Beyond that, I find that as a reasonable, non-threatening-appearing human being with some entertainment value, I cannot socially compete with the phone. I find myself trying to make conversation with the people near me, only to look around and discover everyone is on their phone. No doubt conversing through text about what a bore I am, talking about the latest funny joke I heard on the television—yes, television; that was the entertainment addiction before the smart phone.

It is impossible to have a conversation that doesn’t get interrupted by at least a half dozen “fact-checks”: “I’m pretty sure that flood happened in 1973, but that really isn’t the point of my story”. Before I can get all of that out of my mouth, three people have checked it out and the flood was actually in 1975—and everyone, including me, has completely lost interest in the point of my story by then! Conversation has been reduced to snippets shared from the internet on our phones and a good weather forecast can be brought up minute by minute, while simultaneously tracking where we are every minute of the day.

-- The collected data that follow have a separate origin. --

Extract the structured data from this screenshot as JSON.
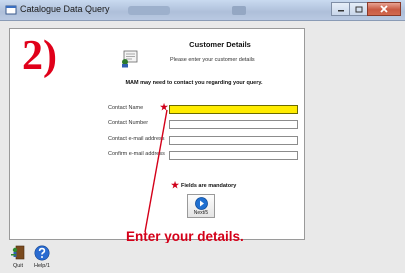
{
  "window": {
    "title": "Catalogue Data Query",
    "icon": "app-window-icon"
  },
  "overlay": {
    "step": "2)",
    "annotation": "Enter your details."
  },
  "form": {
    "heading": "Customer Details",
    "instruction": "Please enter your customer details",
    "notice": "MAM may need to contact you regarding your query.",
    "icon": "customer-form-icon",
    "fields": [
      {
        "label": "Contact Name",
        "value": "",
        "required": true
      },
      {
        "label": "Contact Number",
        "value": ""
      },
      {
        "label": "Contact e-mail address",
        "value": ""
      },
      {
        "label": "Confirm e-mail address",
        "value": ""
      }
    ],
    "mandatory_star": "★",
    "mandatory_note": "Fields are mandatory",
    "next_label": "Next/5"
  },
  "toolbar": {
    "buttons": [
      {
        "label": "Quit",
        "icon": "quit-icon"
      },
      {
        "label": "Help/1",
        "icon": "help-icon"
      }
    ]
  },
  "colors": {
    "annotation": "#d40019",
    "focused_field": "#ffec00",
    "mandatory": "#d0001a"
  }
}
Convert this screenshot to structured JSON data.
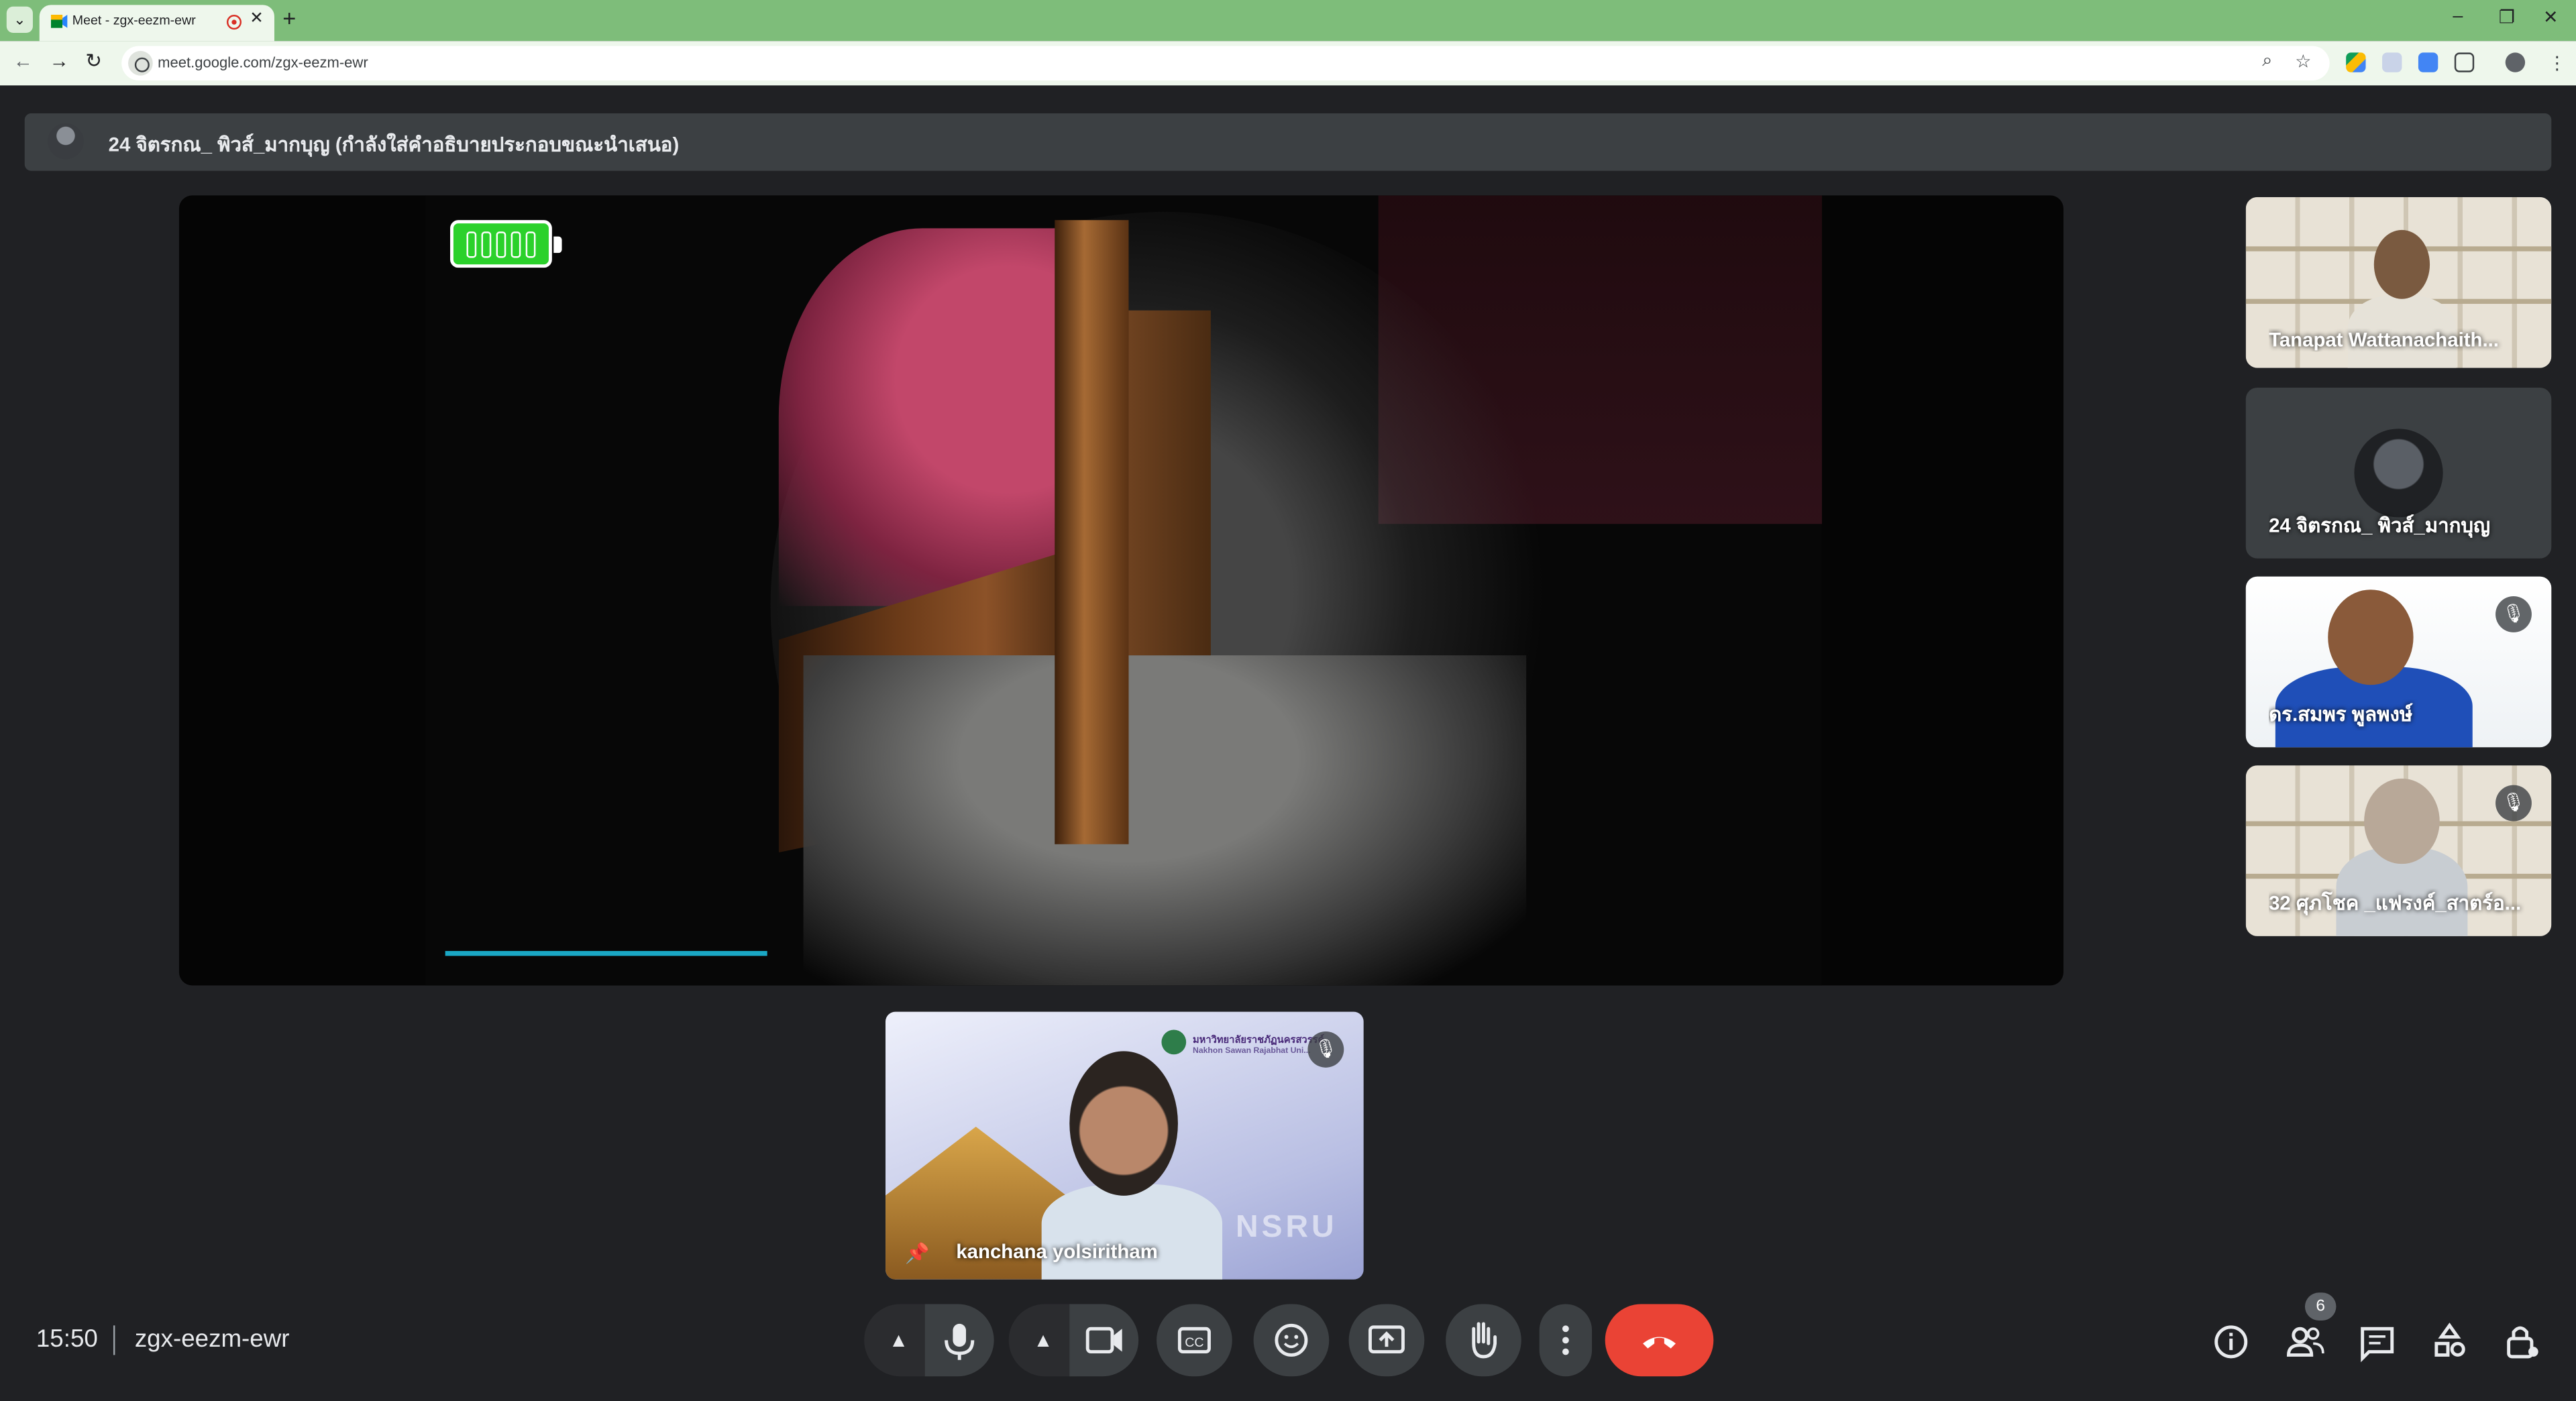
{
  "browser": {
    "tab_title": "Meet - zgx-eezm-ewr",
    "tab_close": "✕",
    "new_tab": "+",
    "url": "meet.google.com/zgx-eezm-ewr",
    "window_controls": [
      "–",
      "❐",
      "✕"
    ],
    "nav": [
      "←",
      "→",
      "↻"
    ]
  },
  "presenter_banner": {
    "text": "24 จิตรกณ_ พิวส์_มากบุญ (กำลังใส่คำอธิบายประกอบขณะนำเสนอ)"
  },
  "participants": [
    {
      "name": "Tanapat Wattanachaith...",
      "muted": false
    },
    {
      "name": "24 จิตรกณ_ พิวส์_มากบุญ",
      "muted": false
    },
    {
      "name": "ดร.สมพร พูลพงษ์",
      "muted": true
    },
    {
      "name": "32 ศุภโชค _แฟรงค์_สาตร์อ...",
      "muted": true
    }
  ],
  "self_view": {
    "name": "kanchana yolsiritham",
    "logo_text": "มหาวิทยาลัยราชภัฏนครสวรรค์",
    "logo_subtext": "Nakhon Sawan Rajabhat Uni...",
    "watermark": "NSRU"
  },
  "meeting": {
    "time": "15:50",
    "code": "zgx-eezm-ewr",
    "people_count": "6"
  },
  "colors": {
    "tab_bar": "#7ebd7a",
    "hangup": "#ea4335",
    "loading_bar": "#1aa7c4",
    "battery": "#2bd12b"
  }
}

Unfortunately, the non-amusing part of these devices is the fact that they are causing accidents on the road and interruption of bodily functions—such as sleeping. Beyond that, we face the ever present danger of someone hacking the phone, losing the phone or having the phone destroyed—like when someone’s trying to get your attention and the only way they can find to do that is to snatch the phone, throw it onto the driveway and back the car over it repeatedly. This can produce a great deal of satisfaction—or so I am told.

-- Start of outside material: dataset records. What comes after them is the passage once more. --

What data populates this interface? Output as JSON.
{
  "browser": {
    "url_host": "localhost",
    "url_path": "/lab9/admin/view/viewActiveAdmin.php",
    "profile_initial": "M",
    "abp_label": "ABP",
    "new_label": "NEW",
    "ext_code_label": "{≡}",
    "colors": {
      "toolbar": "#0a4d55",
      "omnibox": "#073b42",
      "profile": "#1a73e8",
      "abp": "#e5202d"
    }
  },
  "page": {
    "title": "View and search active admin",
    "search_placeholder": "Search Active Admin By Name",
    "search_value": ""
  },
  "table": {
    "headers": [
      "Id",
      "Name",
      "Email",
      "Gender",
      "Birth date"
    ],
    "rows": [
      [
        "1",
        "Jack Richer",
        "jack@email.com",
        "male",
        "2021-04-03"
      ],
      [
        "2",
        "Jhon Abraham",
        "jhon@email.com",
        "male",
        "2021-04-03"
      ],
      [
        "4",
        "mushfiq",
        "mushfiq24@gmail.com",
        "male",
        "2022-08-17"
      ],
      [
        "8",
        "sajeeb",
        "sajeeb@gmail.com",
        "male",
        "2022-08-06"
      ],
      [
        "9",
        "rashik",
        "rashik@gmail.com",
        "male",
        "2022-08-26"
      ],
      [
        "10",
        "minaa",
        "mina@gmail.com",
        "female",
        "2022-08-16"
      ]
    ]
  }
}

Now, I know that the modern telephone is a technological wonder—personally, I wonder how to use the darn thing—but as a human being who was born when computers were still so big they filled entire rooms, I have trouble adjusting to the world being contained in the palm of my hand and people giving me that sad, superior little smile when they look at my set of encyclopedias and pronounce them “quaint.” So, since all of us go our own way, I will continue to fact check with my World Book Encyclopedias and attempt to hack into my own phone. Anybody out there know how to check Voice-Mail?